С другой стороны, звучат эссенциалистские и фаталистические интерпретации. Либеральный политолог Е. Ихлов полагает, что агрессивная шовинистическая пропаганда в государственных медиа есть отражение желаний и комплексов народного подсознания. В результате само общество и таящиеся в нем националистические силы, ведущие к формированию русской политической нации, являются своего рода «заказчиком» на внешнюю политику режима Путина508.
Несмотря на многообразие позиций и (зачастую неосознанное) использование тех или иных объяснительных схем, эти дискуссии не выходят за рамки сиюминутных эмпирических обобщений, тогда как теоретический анализ причин очередного срыва процесса политической модернизации и неудач демократических преобразований в России существенно запаздывает. Остаются нерешенными многие теоретические вопросы, которые были поставлены еще в начале 2000-х гг., когда переход власти от президента Ельцина к Путину оценивался многими экспертами как поворот в российской политике, знаменующий собой возвращение к советской модели управления509. Уже тогда многие исследователи связывали эту историческую инерцию с влиянием имперского наследия на жизнь современной России. А. Мотыль, например, отмечал, что основным препятствием на пути к демократизации «России и ее соседей выступают не дурные политики, принимающие глупые решения, а институциональное бремя имперского и тоталитарного прошлого»510. Соглашаясь с автором в признании значимости влияния имперского наследия на современное развитие России, стоит подчеркнуть и наши разногласия. На наш взгляд, не имеет смысла противопоставлять «дурную наследственность» «дурным политикам» хотя бы потому, что деятельность таких политиков чаще всего и приводит к возрождению или оживлению остатков имперского наследия. Кроме того, метафора наследия не дает представления о его конкретном содержании.

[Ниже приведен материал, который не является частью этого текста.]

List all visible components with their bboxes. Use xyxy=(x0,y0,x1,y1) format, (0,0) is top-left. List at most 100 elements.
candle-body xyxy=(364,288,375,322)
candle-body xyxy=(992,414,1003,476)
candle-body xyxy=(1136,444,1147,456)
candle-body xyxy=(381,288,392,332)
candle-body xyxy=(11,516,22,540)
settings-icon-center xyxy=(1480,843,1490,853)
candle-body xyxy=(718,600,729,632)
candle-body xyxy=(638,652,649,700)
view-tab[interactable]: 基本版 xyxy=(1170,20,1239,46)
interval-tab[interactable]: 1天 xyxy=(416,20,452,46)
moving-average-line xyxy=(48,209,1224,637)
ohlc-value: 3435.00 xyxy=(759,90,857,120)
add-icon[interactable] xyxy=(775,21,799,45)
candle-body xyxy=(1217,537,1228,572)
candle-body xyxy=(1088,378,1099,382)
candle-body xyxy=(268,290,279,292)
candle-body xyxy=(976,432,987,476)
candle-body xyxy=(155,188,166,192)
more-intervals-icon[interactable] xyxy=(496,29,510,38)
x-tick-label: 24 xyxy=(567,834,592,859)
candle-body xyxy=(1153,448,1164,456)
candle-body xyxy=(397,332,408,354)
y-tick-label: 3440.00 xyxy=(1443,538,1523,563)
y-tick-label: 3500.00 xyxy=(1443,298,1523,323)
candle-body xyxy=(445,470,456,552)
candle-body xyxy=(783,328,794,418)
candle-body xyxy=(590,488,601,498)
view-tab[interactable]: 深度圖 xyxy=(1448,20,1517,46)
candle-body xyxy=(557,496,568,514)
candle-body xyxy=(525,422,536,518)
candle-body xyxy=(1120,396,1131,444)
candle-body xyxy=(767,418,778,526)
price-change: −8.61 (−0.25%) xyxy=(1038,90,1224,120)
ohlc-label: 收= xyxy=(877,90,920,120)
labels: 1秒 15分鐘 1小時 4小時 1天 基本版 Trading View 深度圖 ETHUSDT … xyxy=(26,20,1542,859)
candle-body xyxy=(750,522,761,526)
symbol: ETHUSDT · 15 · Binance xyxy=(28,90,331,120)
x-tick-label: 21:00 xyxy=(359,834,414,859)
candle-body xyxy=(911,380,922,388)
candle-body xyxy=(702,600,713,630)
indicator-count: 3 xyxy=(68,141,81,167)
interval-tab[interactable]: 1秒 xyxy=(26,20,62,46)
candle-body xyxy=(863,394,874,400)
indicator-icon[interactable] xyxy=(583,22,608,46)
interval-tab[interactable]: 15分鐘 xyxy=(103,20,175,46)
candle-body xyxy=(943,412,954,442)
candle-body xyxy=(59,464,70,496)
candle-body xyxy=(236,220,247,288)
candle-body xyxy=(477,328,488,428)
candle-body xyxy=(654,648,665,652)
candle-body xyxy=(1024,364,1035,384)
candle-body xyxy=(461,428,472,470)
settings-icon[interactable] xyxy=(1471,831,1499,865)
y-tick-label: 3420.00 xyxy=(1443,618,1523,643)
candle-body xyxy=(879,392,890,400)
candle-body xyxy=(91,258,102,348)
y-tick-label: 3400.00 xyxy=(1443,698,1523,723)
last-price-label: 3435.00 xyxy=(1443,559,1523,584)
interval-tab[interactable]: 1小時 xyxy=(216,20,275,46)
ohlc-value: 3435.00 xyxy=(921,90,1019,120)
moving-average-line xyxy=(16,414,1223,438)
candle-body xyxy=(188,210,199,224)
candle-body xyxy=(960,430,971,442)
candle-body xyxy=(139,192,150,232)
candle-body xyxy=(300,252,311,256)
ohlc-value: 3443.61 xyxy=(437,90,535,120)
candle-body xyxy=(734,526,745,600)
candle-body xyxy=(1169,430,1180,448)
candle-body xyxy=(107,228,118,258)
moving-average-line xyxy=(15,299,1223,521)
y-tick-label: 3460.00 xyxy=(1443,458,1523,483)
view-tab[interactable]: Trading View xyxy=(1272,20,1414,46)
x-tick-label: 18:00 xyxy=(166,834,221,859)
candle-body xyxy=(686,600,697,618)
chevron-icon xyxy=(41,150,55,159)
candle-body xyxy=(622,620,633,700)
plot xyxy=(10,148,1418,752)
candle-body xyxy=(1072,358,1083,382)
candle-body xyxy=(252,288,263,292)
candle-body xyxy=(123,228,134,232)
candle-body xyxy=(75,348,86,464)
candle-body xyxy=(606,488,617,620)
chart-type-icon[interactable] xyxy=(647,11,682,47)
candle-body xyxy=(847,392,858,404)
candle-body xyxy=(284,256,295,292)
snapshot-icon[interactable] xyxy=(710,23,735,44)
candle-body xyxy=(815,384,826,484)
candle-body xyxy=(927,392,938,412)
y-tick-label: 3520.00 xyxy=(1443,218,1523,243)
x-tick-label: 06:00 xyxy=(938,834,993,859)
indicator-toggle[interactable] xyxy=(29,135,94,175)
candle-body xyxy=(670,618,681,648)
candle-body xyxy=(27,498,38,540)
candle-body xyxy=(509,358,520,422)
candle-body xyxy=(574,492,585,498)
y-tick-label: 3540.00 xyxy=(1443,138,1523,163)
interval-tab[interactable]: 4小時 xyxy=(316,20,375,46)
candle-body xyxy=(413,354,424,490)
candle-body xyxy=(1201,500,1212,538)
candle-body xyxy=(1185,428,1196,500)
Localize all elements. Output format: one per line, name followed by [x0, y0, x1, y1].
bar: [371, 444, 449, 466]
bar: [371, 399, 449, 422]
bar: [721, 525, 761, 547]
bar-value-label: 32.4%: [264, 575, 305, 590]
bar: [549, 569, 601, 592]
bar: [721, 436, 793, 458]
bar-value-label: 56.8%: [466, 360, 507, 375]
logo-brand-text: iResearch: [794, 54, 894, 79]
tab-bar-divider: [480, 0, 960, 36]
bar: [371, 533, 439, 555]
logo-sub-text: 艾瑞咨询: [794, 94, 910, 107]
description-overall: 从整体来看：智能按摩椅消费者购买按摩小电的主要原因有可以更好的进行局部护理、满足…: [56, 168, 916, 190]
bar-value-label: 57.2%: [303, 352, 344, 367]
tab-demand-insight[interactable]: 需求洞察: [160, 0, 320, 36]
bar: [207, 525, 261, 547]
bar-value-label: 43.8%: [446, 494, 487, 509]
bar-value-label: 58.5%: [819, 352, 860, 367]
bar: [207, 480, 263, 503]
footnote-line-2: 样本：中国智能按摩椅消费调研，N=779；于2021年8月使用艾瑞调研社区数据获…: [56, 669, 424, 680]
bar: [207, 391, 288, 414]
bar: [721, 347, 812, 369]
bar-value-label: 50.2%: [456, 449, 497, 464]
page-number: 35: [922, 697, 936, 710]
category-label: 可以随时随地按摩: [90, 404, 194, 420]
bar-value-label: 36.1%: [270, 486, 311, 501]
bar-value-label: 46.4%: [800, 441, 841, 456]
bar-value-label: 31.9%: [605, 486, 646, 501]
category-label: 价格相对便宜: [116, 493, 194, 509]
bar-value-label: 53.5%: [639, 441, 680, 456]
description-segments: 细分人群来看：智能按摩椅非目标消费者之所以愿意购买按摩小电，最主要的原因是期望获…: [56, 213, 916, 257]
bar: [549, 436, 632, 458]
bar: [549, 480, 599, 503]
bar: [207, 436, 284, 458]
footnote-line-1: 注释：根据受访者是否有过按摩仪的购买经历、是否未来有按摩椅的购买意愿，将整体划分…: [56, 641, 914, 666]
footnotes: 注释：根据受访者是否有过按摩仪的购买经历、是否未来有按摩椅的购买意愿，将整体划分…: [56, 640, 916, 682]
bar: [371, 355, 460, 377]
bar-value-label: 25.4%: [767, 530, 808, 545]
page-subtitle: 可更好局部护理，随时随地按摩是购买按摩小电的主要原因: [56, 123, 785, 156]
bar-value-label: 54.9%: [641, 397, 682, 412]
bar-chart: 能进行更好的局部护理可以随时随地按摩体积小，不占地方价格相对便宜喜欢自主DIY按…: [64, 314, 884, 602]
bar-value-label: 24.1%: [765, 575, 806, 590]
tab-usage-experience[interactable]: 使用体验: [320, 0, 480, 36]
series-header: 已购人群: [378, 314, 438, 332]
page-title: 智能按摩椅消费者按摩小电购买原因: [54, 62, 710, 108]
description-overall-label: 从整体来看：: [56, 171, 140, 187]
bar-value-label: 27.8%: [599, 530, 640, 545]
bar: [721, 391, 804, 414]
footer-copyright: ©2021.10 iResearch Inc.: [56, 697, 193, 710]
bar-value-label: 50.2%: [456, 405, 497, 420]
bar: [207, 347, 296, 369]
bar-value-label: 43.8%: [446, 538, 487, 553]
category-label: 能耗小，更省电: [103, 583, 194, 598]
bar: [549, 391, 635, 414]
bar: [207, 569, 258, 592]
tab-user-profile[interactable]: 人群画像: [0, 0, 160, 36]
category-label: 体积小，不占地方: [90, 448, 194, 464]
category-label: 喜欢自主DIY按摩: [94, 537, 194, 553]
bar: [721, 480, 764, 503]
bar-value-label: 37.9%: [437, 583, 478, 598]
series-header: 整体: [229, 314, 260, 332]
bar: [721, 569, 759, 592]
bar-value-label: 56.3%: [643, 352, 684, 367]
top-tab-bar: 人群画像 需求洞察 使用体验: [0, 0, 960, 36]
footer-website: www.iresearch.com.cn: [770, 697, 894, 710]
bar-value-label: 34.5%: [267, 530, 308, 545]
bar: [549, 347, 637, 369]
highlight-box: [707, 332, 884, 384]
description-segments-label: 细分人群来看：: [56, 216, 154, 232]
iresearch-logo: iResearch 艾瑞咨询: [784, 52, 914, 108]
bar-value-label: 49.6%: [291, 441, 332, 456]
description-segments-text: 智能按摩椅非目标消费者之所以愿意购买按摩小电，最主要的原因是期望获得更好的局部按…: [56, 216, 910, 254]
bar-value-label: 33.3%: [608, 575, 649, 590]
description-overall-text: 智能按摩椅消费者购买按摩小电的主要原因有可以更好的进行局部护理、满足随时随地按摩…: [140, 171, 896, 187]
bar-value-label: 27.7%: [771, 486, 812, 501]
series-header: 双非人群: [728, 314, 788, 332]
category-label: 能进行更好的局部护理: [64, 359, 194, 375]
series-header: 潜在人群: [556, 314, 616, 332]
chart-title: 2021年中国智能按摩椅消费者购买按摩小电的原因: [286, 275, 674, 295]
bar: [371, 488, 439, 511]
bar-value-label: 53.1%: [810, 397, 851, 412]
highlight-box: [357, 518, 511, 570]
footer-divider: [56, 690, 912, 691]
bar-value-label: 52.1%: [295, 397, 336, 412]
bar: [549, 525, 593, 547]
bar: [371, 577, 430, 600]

Логичнее обратиться к иному способу характеризовать данный феномен, а именно к концепции «имперского синдрома», включающего в себя три составных элемента — «имперскую власть», «имперское тело» и «имперское сознание»511. Все эти элементы, которые были характерны — разумеется, в различных формах — для империи Романовых и СССР, стали объектом воспроизводства и имитации в условиях современной, постсоветской России512.
«Имперская власть» — это политический режим империи. «Империя, — отмечает Д. Ливен, — по определению является антиподом демократии, народного суверенитета и национального самоопределения. Власть над многими народами без их на то согласия — вот что отличало все великие империи прошлого и что предполагает все разумные определения этого понятия»513. Останавливаясь на проблемах национальной идентичности и нелегитимного господства в модерновых империях, М. Бейссингер определяет империю как « нелегитимные отношения контроля со стороны одного национального политического сообщества над другим»514. Е. Гайдар также считал важнейшим свойством имперского государства его политический режим, а именно то, что в нем «imperium — власть доминировала в организации ежедневной жизни»515.
Формула «власть без согласия народов» не обязательно означает, что эта власть основана исключительно на насилии; главное — она указывает на то, что в имперских политиях воля граждан и их ассоциаций, например территориальных сообществ, не имеет значения для функционирования государства. Одновременно с этим в империях существует суверенитет верховного правителя, олицетворяющего в себе все общество (или «нацию» на языке Модерна), в отличие от народного суверенитета в государствах-нациях, создающего «нацию» через политическое участие и публичную политику. Неслучайно и то, что применительно к империям речь идет о народах, то есть множестве групп, объединенных по этническому, лингвистическому, религиозному или территориальному признаку и при этом слабо связанных друг с другом «горизонтальными», гражданскими отношениями.
Хорошим индикатором имперского порядка является управление провинциями страны с помощью наместников: сатрапов, прокураторов, воевод, назначаемых губернаторов. Создание федеральных округов в России в 2000 г. и лишение жителей российских регионов права выбора их руководителей четыре года спустя — это форма восстановления имперского порядка; данное решение было сугубо аппаратным, кабинетным, не опиравшимся ни на легитимные процедуры (вроде референдума), ни на широкое общественное обсуждение. Восстановление управления по типу сатрапий обосновывалось ссылками на национальную русскую традицию, и это был не первый в истории России опыт подобной формы легитимации политических решений. Возвращение к выборам губернаторов в 2012 г. не сильно увеличило зависимость глав регионов от населения: они по-прежнему ориентируются не столько на потребности местных жителей, сколько на Кремль, перед которым они чувствуют свою ответственность516. В то же время управление, доверенное верховным наместникам (постпредам Президента), переводится в ручной режим и приобретает в «посткрымскую» эпоху чрезвычайный характер517.